Eylemlerde okunan ortak açıklamada çıkarılan KHKların üzerinden 8 yıl geçtiği hatırlatılarak şöyle devam edildi:
“Bu 8 yıl boyunca aynı plağı çalmaya, ‘15 Temmuz darbe girişimi’ demeye devam ettiler.
Ama o girişimin siyasi ayağını ortaya çıkarmak için bir adım bile atmadılar.
Oysa bir adım atsalardı; O yapıyla beraber yıllarca ‘berber yürüdük biz bu yollarda’ nakaratına eşlik edenlerin kimler olduğunu hepimiz öğrenecektik.
Bir adım atsalardı; Bir günde terör örgütü ilan ettikleri yapının yıllarca sırtını sıvazlayanların, devletin tüm kurumlarına yerleştirip etkin hale getirenlerin kimler olduğunu hepimiz öğrenecektik.

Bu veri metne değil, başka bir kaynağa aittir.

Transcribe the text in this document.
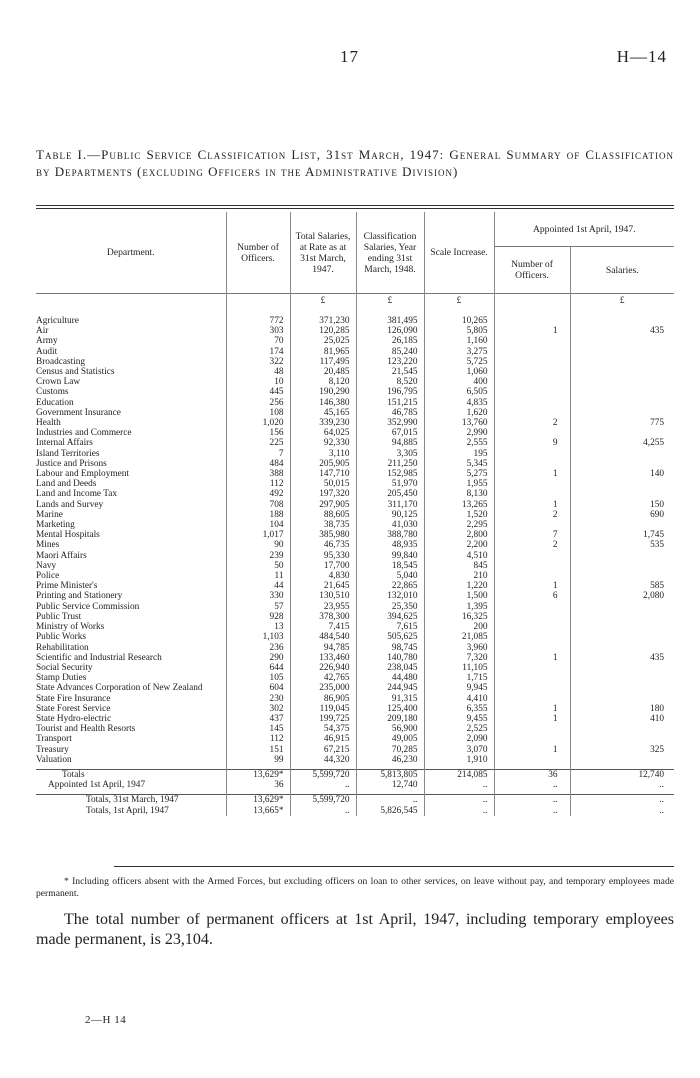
17	H—14
Table I.—Public Service Classification List, 31st March, 1947: General Summary of Classification by Departments (excluding Officers in the Administrative Division)
Department.	Number of Officers.	Total Salaries, at Rate as at 31st March, 1947.	Classification Salaries, Year ending 31st March, 1948.	Scale Increase.	Appointed 1st April, 1947.	
					Number of Officers.	Salaries.
		£	£	£		£

Agriculture	772	371,230	381,495	10,265		
Air	303	120,285	126,090	5,805	1	435
Army	70	25,025	26,185	1,160		
Audit	174	81,965	85,240	3,275		
Broadcasting	322	117,495	123,220	5,725		
Census and Statistics	48	20,485	21,545	1,060		
Crown Law	10	8,120	8,520	400		
Customs	445	190,290	196,795	6,505		
Education	256	146,380	151,215	4,835		
Government Insurance	108	45,165	46,785	1,620		
Health	1,020	339,230	352,990	13,760	2	775
Industries and Commerce	156	64,025	67,015	2,990		
Internal Affairs	225	92,330	94,885	2,555	9	4,255
Island Territories	7	3,110	3,305	195		
Justice and Prisons	484	205,905	211,250	5,345		
Labour and Employment	388	147,710	152,985	5,275	1	140
Land and Deeds	112	50,015	51,970	1,955		
Land and Income Tax	492	197,320	205,450	8,130		
Lands and Survey	708	297,905	311,170	13,265	1	150
Marine	188	88,605	90,125	1,520	2	690
Marketing	104	38,735	41,030	2,295		
Mental Hospitals	1,017	385,980	388,780	2,800	7	1,745
Mines	90	46,735	48,935	2,200	2	535
Maori Affairs	239	95,330	99,840	4,510		
Navy	50	17,700	18,545	845		
Police	11	4,830	5,040	210		
Prime Minister's	44	21,645	22,865	1,220	1	585
Printing and Stationery	330	130,510	132,010	1,500	6	2,080
Public Service Commission	57	23,955	25,350	1,395		
Public Trust	928	378,300	394,625	16,325		
Ministry of Works	13	7,415	7,615	200		
Public Works	1,103	484,540	505,625	21,085		
Rehabilitation	236	94,785	98,745	3,960		
Scientific and Industrial Research	290	133,460	140,780	7,320	1	435
Social Security	644	226,940	238,045	11,105		
Stamp Duties	105	42,765	44,480	1,715		
State Advances Corporation of New Zealand	604	235,000	244,945	9,945		
State Fire Insurance	230	86,905	91,315	4,410		
State Forest Service	302	119,045	125,400	6,355	1	180
State Hydro-electric	437	199,725	209,180	9,455	1	410
Tourist and Health Resorts	145	54,375	56,900	2,525		
Transport	112	46,915	49,005	2,090		
Treasury	151	67,215	70,285	3,070	1	325
Valuation	99	44,320	46,230	1,910		

Totals	13,629*	5,599,720	5,813,805	214,085	36	12,740
Appointed 1st April, 1947	36	..	12,740	..	..	..

Totals, 31st March, 1947	13,629*	5,599,720	..	..	..	..
Totals, 1st April, 1947	13,665*	..	5,826,545	..	..	..
* Including officers absent with the Armed Forces, but excluding officers on loan to other services, on leave without pay, and temporary employees made permanent.
The total number of permanent officers at 1st April, 1947, including temporary employees made permanent, is 23,104.
2—H 14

Aradan geçen koskoca 8 yılda 15 Temmuz’un siyasi ayağının üzerindeki perdeyi çekmek için kıllarını bile kıpırdatmadılar.”

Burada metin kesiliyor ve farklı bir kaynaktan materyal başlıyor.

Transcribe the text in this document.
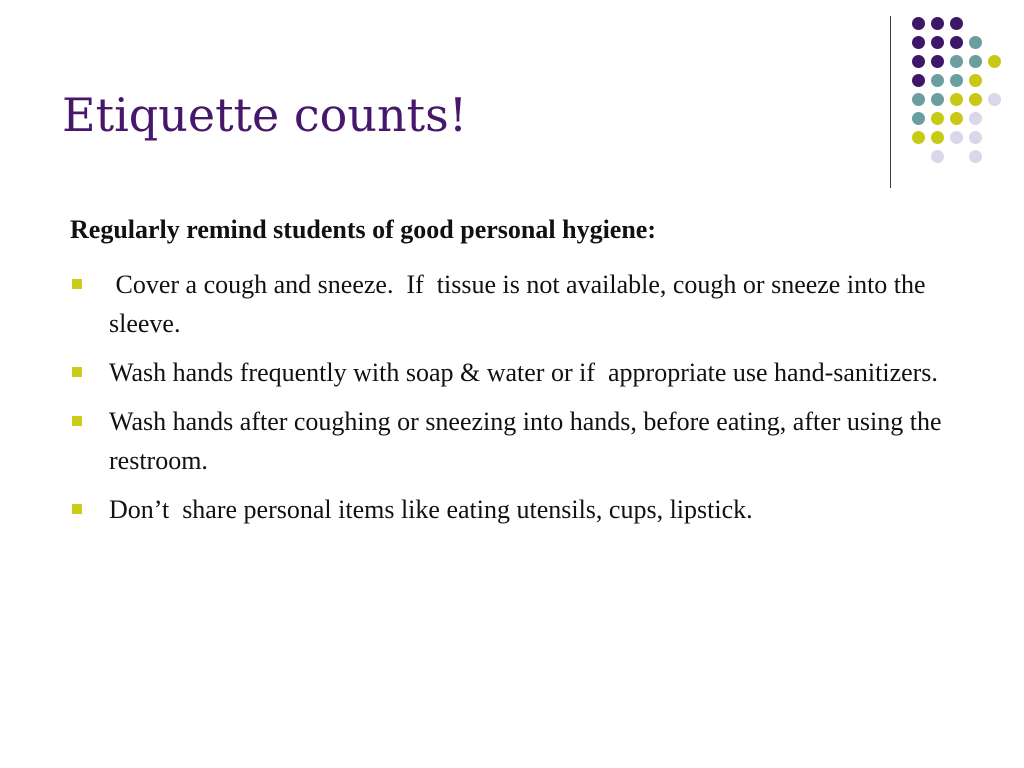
Etiquette counts!

Regularly remind students of good personal hygiene:

Cover a cough and sneeze.  If  tissue is not available, cough or sneeze into the sleeve.
Wash hands frequently with soap & water or if  appropriate use hand-sanitizers.
Wash hands after coughing or sneezing into hands, before eating, after using the restroom.
Don’t  share personal items like eating utensils, cups, lipstick.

Hedefin en başından beri OHAL’in kalıcılaştırılmak olduğuna dikkat çekilen açıklamada “OHAL’i işte o rejime, tek adam rejimine giden yolda engel olarak gördükleri kim varsa onu susturmak, kuşatmak, etkisiz hale getirmek için fırsata çevirdiler” denildi.

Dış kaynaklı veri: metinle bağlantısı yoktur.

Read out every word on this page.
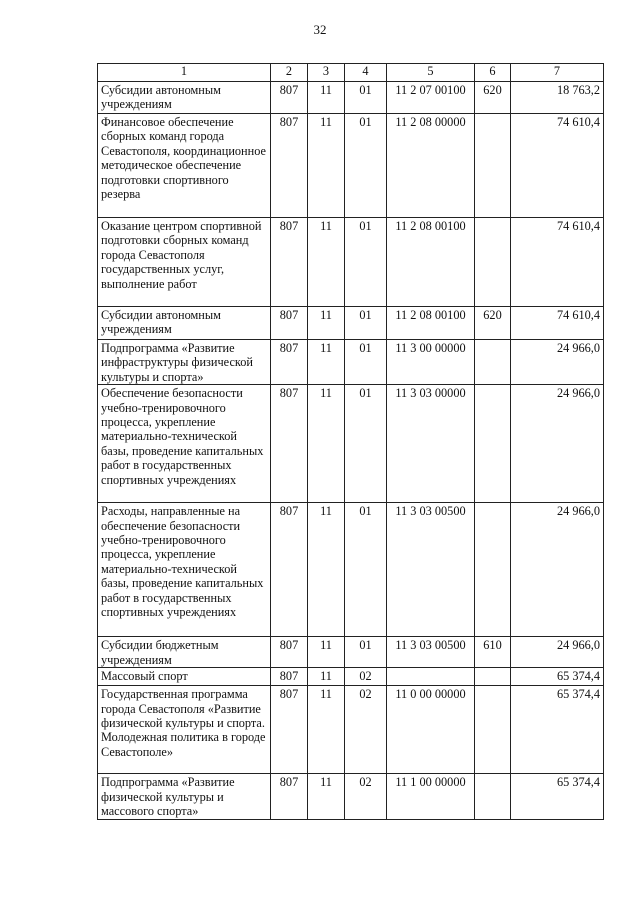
32
1	2	3	4	5	6	7
Субсидии автономным учреждениям	807	11	01	11 2 07 00100	620	18 763,2
Финансовое обеспечение сборных команд города Севастополя, координационное методическое обеспечение подготовки спортивного резерва	807	11	01	11 2 08 00000		74 610,4
Оказание центром спортивной подготовки сборных команд города Севастополя государственных услуг, выполнение работ	807	11	01	11 2 08 00100		74 610,4
Субсидии автономным учреждениям	807	11	01	11 2 08 00100	620	74 610,4
Подпрограмма «Развитие инфраструктуры физической культуры и спорта»	807	11	01	11 3 00 00000		24 966,0
Обеспечение безопасности учебно-тренировочного процесса, укрепление материально-технической базы, проведение капитальных работ в государственных спортивных учреждениях	807	11	01	11 3 03 00000		24 966,0
Расходы, направленные на обеспечение безопасности учебно-тренировочного процесса, укрепление материально-технической базы, проведение капитальных работ в государственных спортивных учреждениях	807	11	01	11 3 03 00500		24 966,0
Субсидии бюджетным учреждениям	807	11	01	11 3 03 00500	610	24 966,0
Массовый спорт	807	11	02			65 374,4
Государственная программа города Севастополя «Развитие физической культуры и спорта. Молодежная политика в городе Севастополе»	807	11	02	11 0 00 00000		65 374,4
Подпрограмма «Развитие физической культуры и массового спорта»	807	11	02	11 1 00 00000		65 374,4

KESK’lilerin hedef tahtasına konulduğuna değinilen açıklamaya şöyle devam edildi:
“OHAL KHK’leri ile 4 bin 240 arkadaşımızı hukuksuz bir şekilde işinden ekmeğinden ettiler.
Ellerinde ne somut bir delil ne de bir dayanak olmadığını biliyorlardı.
Ama KESK’in bu ülkede emek ve demokrasi mücadelesi arasında köprüler kuran bir konfederasyon olduğunu da biliyorlardı.
KESK’in emeğin haklarını korumanın, kazanımlarını kalıcı hale getirmenin tek yolunun o ülkede demokrasinin, barışın, adaletin, hukukun, laikliğin üstünlüğünün tesis edilmesinden geçtiği bilinci ile mücadele eden bir konfederasyon olduğunu biliyorlardı.
Emekçileri bölmek için iktidarların gölgesinde büyütülen sarı sendikalara, Truva atlarına karşı en başından beri mücadele edenlerin KESK’liler olduğunu biliyorlardı.
Tam da bu nedenlerle, OHAL’i bu topraklarda kalıcı hale getirme hedeflerinin önündeki en büyük hedeflerden birisi KESK’ti Ne yapılıp edilip bu engel kaldırılmalıydı.
Çünkü KESK onların suyunu bulandırıyordu.
Bunun için, sendikal hak ve özgürlükler mücadelemize diş bileyen amirlerin, yöneticilerin, gizli tanıkların ifadelerine sarıldılar. Sosyal medya hesaplarımızı didik didik ettiler.
Bunları ‘iltisak’, ‘irtibat’ gibi hiçbir hukuk sisteminde yer almayan ucube kavramlarla ilişkilendirerek ihraç gerekçesi diye sundular.
İhraç arkadaşlarımızın özel sektörde işe girişini engellediler. Tam bir düşman hukuku ile KPSS’yi kazanan çocuklarının önüne güvenlik soruşturması seti çekip kamuda işe girmelerini engellediler. Düşmanlık ihraçlara ‘ağaç kökü yesinler’ diyecek boyutlara ulaştı.
Tüm bunların karşısında susmamızı, diz çökmemizi, biat etmemizi beklediler.
Ama biz ilk günden bugüne daha fazla kenetlendik. Omuz omuza verdik. KHK’ler gidecek biz kalacağız. Mutlaka Kazanacağız demeye devam ettik. Bundan sonra da edeceğiz.”